Emma, uma jovem aristocrata, vive entediada em uma localidade perto de Londres em companhia de seu pai e seus amigos. Depois que sua governanta e confidente se casa, sua vida torna-se mais enfadonha. A bem nascida Emma, ao contrário da maioria das moças de sua idade, não se preocupa com as perspectivas da sociedade em relação ao casamento e ocupa seu tempo com os enlaces amorosos dos que lhe rodeiam. Sendo um retrato fiel das imposições sociais que as mulheres inglesas do início do século XIX enfrentavam, a obra mostra com leveza as relações conflituosas de amor e conveniência introjetadas no âmago feminino.


O que eu achei:

Nossa, eu amo esse romance. Gosto de tudo relacionado também, desde a série da BBC até os filmes, inclusive As patricinhas de Beverly Hills (que para quem não sabe é inspirado em Emma). A história é bem simples: Emma é uma moça bondosa e rica, embora um pouco mimada. Ela gosta de bancar o cupido e passa o tempo pensando em unir casais da região. Mas ela parece ter se esquecido de cuidar do próprio coração e não consegue enxergar o amor bem diante de seus olhos: o Sr. Knightley é um amigo da família de longa data e é completamente apaixonado por ela. Mas é claro que a nossa casamenteira de plantão só se dará conta de que também o ama depois de praticamente jogá-lo nos braços da amiga, hehe. Enfim, juntamente com Orgulho e preconceito, esses são os livros de que mais gosto de Jane Austen. Além disso, como de praxe, demorei semanas para terminar a leitura, não apenas por ser extenso, mas também por ter uma linguagem rebuscada que acabava deixando o ritmo da história lento e cansativo. Mas faz parte... Afinal, o livro foi escrito em 1815! Vale lembrar que Emma é a única heroína abastada dos romances de Jane Austen e foi a única personagem dos seis livros publicados de Austen, cujo próprio nome é também o título da obra. O livro é, a meu ver, o romance com o toque mais leve e divertido da autora, gosto tanto da obra, da personagem e das adaptações que o nome "Emma" está na minha lista de "Nomes que daria para uma filha churi churin fun flais", junto de outras tantas heroínas adoráveis. Vale a pena tirar um tempinho para ler essa história deliciosa.

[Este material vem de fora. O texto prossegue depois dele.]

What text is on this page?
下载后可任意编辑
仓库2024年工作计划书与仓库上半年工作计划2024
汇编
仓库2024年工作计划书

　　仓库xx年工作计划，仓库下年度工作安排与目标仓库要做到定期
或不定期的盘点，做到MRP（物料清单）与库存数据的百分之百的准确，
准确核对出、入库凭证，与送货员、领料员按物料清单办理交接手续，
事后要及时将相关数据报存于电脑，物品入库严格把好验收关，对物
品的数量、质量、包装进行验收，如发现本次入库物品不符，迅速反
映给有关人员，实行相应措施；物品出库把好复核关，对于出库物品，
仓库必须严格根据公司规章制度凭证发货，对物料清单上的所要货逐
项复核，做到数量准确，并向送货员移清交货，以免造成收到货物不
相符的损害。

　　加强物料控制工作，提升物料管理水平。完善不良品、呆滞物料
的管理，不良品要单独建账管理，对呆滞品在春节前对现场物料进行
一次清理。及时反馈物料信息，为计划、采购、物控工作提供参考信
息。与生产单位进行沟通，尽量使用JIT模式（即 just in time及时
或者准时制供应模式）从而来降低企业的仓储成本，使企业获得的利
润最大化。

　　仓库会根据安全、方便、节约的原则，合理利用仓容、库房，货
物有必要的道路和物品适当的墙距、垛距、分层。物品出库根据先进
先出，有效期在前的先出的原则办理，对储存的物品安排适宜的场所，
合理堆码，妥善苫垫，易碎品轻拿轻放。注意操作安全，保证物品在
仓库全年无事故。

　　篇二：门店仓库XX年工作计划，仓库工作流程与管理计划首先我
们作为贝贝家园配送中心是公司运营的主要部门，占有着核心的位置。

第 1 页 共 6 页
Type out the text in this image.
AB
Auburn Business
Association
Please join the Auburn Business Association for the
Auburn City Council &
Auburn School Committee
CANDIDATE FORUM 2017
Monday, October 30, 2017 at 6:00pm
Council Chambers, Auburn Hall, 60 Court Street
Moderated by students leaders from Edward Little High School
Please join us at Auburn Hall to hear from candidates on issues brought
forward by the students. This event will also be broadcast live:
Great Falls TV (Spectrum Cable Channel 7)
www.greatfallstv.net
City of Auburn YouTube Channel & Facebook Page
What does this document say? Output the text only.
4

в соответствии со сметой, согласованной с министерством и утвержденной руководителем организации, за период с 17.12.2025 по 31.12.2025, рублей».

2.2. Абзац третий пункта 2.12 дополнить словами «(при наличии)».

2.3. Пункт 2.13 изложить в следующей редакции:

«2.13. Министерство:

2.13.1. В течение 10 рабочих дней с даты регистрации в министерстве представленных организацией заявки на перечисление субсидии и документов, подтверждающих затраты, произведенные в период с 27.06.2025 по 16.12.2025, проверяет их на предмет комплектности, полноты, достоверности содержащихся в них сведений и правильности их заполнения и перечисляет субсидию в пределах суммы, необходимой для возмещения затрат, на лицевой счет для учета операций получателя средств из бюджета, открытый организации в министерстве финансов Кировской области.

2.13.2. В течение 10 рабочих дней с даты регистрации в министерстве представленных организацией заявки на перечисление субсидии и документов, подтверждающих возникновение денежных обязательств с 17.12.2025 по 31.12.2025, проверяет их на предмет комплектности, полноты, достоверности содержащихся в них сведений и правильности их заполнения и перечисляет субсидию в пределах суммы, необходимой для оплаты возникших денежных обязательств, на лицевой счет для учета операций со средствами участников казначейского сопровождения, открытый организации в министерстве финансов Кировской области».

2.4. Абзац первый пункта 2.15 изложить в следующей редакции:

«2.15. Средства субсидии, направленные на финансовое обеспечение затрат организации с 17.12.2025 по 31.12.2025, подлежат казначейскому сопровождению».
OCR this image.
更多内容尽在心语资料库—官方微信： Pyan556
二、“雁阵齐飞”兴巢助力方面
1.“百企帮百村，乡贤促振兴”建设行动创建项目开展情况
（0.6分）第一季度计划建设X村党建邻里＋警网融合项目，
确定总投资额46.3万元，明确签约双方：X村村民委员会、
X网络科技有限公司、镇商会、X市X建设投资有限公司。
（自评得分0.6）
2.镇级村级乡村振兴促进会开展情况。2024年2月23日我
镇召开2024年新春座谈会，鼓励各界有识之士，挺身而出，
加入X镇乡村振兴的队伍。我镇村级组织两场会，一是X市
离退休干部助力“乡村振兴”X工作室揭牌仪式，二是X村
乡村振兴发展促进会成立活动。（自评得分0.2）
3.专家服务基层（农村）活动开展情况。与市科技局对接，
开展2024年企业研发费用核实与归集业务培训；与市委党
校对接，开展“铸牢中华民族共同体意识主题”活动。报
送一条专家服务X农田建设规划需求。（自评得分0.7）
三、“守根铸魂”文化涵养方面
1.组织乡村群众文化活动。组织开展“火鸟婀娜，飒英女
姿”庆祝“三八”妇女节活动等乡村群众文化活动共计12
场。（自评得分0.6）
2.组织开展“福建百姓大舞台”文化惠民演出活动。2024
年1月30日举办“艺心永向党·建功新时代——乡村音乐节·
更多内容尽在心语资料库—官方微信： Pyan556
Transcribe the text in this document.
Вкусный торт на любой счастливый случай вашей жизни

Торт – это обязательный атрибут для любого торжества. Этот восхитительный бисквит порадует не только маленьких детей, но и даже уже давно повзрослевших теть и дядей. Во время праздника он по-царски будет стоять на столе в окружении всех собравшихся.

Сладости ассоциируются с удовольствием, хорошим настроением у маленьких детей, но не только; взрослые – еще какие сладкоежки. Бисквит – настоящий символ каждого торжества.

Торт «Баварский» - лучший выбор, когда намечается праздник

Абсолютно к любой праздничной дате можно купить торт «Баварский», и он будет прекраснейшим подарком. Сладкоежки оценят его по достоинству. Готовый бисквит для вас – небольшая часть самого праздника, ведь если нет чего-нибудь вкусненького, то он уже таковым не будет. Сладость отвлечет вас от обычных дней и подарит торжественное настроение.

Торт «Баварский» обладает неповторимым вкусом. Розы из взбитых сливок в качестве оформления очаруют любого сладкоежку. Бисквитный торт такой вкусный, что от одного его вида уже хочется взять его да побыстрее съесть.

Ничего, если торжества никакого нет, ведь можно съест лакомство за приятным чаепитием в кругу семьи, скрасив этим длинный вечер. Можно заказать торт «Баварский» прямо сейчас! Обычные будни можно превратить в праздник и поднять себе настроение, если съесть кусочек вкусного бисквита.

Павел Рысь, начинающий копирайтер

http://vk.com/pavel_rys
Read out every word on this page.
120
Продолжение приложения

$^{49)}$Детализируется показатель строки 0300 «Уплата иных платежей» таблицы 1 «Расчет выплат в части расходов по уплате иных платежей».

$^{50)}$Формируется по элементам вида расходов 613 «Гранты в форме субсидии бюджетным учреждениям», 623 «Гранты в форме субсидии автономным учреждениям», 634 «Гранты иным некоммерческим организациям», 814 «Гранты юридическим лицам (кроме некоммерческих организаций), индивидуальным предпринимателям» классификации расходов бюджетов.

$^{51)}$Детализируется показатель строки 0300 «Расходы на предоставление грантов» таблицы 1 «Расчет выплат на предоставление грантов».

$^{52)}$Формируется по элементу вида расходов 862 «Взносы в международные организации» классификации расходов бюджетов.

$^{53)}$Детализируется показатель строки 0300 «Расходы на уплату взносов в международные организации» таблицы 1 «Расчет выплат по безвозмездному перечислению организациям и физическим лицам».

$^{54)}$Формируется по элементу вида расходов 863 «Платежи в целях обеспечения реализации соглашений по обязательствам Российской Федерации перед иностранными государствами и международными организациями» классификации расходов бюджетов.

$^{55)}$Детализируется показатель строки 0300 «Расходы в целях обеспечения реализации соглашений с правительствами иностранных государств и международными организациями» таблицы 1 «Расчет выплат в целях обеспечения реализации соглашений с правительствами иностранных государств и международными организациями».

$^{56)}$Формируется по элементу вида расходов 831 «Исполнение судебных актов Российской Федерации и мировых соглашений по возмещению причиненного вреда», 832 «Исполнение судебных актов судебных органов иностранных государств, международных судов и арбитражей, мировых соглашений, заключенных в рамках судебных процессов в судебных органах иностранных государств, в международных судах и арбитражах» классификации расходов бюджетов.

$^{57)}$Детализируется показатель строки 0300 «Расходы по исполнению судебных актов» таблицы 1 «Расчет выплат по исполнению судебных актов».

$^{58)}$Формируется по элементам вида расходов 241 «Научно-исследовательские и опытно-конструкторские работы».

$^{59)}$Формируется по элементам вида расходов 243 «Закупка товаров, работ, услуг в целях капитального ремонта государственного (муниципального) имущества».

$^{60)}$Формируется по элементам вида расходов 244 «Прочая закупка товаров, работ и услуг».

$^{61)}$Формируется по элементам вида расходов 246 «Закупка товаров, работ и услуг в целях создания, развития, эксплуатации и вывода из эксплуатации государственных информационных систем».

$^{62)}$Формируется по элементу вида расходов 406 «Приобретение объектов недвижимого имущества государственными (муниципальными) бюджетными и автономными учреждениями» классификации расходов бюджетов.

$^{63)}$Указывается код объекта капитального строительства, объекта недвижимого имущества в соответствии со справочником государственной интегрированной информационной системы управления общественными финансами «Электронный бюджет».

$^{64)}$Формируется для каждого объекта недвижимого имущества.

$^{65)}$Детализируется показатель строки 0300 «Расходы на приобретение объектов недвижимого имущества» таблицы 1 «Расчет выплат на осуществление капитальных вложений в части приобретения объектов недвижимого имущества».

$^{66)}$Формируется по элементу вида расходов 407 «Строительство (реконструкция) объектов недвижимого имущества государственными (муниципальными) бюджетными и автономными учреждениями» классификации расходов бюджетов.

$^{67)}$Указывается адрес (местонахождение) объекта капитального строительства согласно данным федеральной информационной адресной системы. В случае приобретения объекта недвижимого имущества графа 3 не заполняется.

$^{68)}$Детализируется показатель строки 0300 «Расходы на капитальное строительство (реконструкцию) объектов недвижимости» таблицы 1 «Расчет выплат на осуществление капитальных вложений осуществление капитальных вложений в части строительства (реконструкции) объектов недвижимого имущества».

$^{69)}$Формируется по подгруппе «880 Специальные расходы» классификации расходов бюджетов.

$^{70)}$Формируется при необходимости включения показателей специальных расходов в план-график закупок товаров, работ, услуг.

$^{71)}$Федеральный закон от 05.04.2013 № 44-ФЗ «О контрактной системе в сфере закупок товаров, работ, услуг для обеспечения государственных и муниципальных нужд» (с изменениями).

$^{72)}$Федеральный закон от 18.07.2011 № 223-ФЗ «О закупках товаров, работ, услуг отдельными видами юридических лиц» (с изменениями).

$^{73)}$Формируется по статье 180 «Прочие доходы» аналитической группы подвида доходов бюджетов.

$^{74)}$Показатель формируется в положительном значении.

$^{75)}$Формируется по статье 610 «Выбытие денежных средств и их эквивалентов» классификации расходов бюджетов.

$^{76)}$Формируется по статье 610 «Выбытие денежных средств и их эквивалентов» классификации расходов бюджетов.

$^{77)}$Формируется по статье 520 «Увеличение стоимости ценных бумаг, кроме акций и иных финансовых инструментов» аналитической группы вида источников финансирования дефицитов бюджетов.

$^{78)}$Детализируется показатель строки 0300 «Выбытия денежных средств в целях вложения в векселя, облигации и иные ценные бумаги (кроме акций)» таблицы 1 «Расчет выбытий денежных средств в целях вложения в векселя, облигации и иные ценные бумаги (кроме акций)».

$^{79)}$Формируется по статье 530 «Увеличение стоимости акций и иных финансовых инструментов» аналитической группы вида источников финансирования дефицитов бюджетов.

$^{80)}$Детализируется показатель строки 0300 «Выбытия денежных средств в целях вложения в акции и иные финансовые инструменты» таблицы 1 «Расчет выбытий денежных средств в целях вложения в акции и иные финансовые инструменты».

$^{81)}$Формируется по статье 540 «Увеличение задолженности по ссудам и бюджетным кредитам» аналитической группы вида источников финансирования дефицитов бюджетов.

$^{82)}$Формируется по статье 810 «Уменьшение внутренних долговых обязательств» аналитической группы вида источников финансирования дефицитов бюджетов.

– Eu não sou um homem de muitas palavras, Emma – disse o Sr. Knightley, cheio de ternura, tanto quanto podia ser convincente. – Se eu amasse você menos, seria capaz de falar mais sobre isso.


Veja também:

O filme Emma de 1996, com Gwyneth Paltrow no papel de Emma. Eu amo esse filme. É ainda melhor que a série da BBC. Os protagonistas são adoráveis e super combinam. Tem também o filme As patricinhas de Beverly Hills (Clueless, 1995), numa divertida versão de Emma adolescente e contemporânea vivida por Alicia Silverstone. Um clássico da minha infância.

 

Se estiver procurando algo mais completo e fiel ao livro, você vai amar a série Emma de 2009, com Romola Garai no papel principal. Só não gosto muito do Sr. Knightley dessa versão porque pra mim ele sempre será o Edmund de Mansfield Park (outro filme inspirado num livro da autora). Eles não deviam ter colocado o mesmo ator para viver o herói romântico de duas obras da Austen. Ah, e por fim temos o filme Emma de 2020, com Anya TaylorJoy como protagonista. Esse tem um estilo muito próprio, divertido e gostosinho.